On peut souvent obtenir des indications suffisamment sûres d'une partie seulement des consommateurs auxquels sont adressés les questionnaires, alors qu'un pourcentage important d'entre eux ne peut pas ou ne veut pas donner les renseignements demandés. Il ne convient pas d'enregistrer ces renseignements partiels sans indiquer quelle fraction des consommateurs ils intéressent. Le contrôleur devra soit mentionner clairement le pourcentage de réponses reçues, soit estimer la consommation des destinataires défaillants et l'ajouter aux renseignements reçus.

Ces remarques n'illustrent que quelques-uns des problèmes et des cas divers qui se présentent.

CONCLUSION

Le résultat final de l'étude dépendra dans une très large mesure du soin et de la bonne volonté que chaque pays intéressé mettra à exécuter son enquête sur la consommation du bois. La situation ne sera jamais exactement la même pour deux pays, mais beaucoup de problèmes seront identiques. Il faut laisser beaucoup de choses à l'initiative et à la compétence du forestier qui contrôle l'étude. Des problèmes différents appellent des techniques différentes, et, si une méthode échoue, le contrôleur doit être prêt à en essayer d'autres plutôt que d'abandonner entièrement cet élément particulier de l'enquête. Comme règle de conduite, chaque pays doit s'attacher à n'avoir aucune lacune importante dans ses statistiques définitives de consommation de bois.
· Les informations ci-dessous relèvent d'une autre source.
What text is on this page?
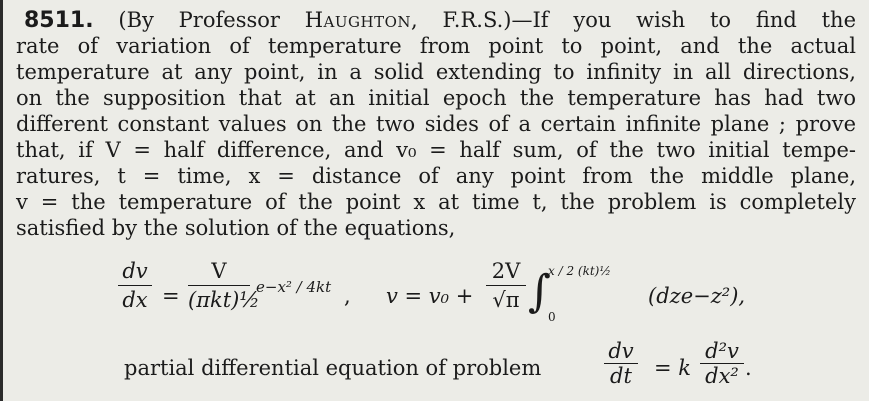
8511. (By Professor Haughton, F.R.S.)—If you wish to find the
rate of variation of temperature from point to point, and the actual
temperature at any point, in a solid extending to infinity in all directions,
on the supposition that at an initial epoch the temperature has had two
different constant values on the two sides of a certain infinite plane ; prove
that, if V = half difference, and v₀ = half sum, of the two initial tempe-
ratures, t = time, x = distance of any point from the middle plane,
v = the temperature of the point x at time t, the problem is completely
satisfied by the solution of the equations,
dv
dx =
V
(πkt)½
e−x² / 4kt , v = v₀ +
2V
√π ∫
x / 2 (kt)½
0
(dze−z²),
partial differential equation of problem
dv
dt = k
d²v
dx² .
Cela ne signifie cependant pas que n'importe quel renseignement est préférable à une absence totale de renseignement. Au contraire, tout renseignement qui défigure grossièrement la réalité est trompeur et est pire que l'absence de renseignement. Des estimations sur des bases sérieuses sont cependant préférables à une réponse en blanc.

Quelles que soient les difficultés qu'il puisse avoir à participer à l'étude, chaque pays doit penser qu'il recevra plus que ce qui lui est demandé de donner. L'économie actuelle et future des bois africains sera présentée dans sa perspective exacte, et chaque pays pourra voir où il se place dans cette perspective, et quelle action il lui faudra mener pour ses besoins futurs. Le but général de l'étude est d'apporter une contribution au progrès économique de l'ensemble de l'Afrique, en permettant de définir les buts de la production forestière nationale et en révélant les possibilités de développement des industries forestières.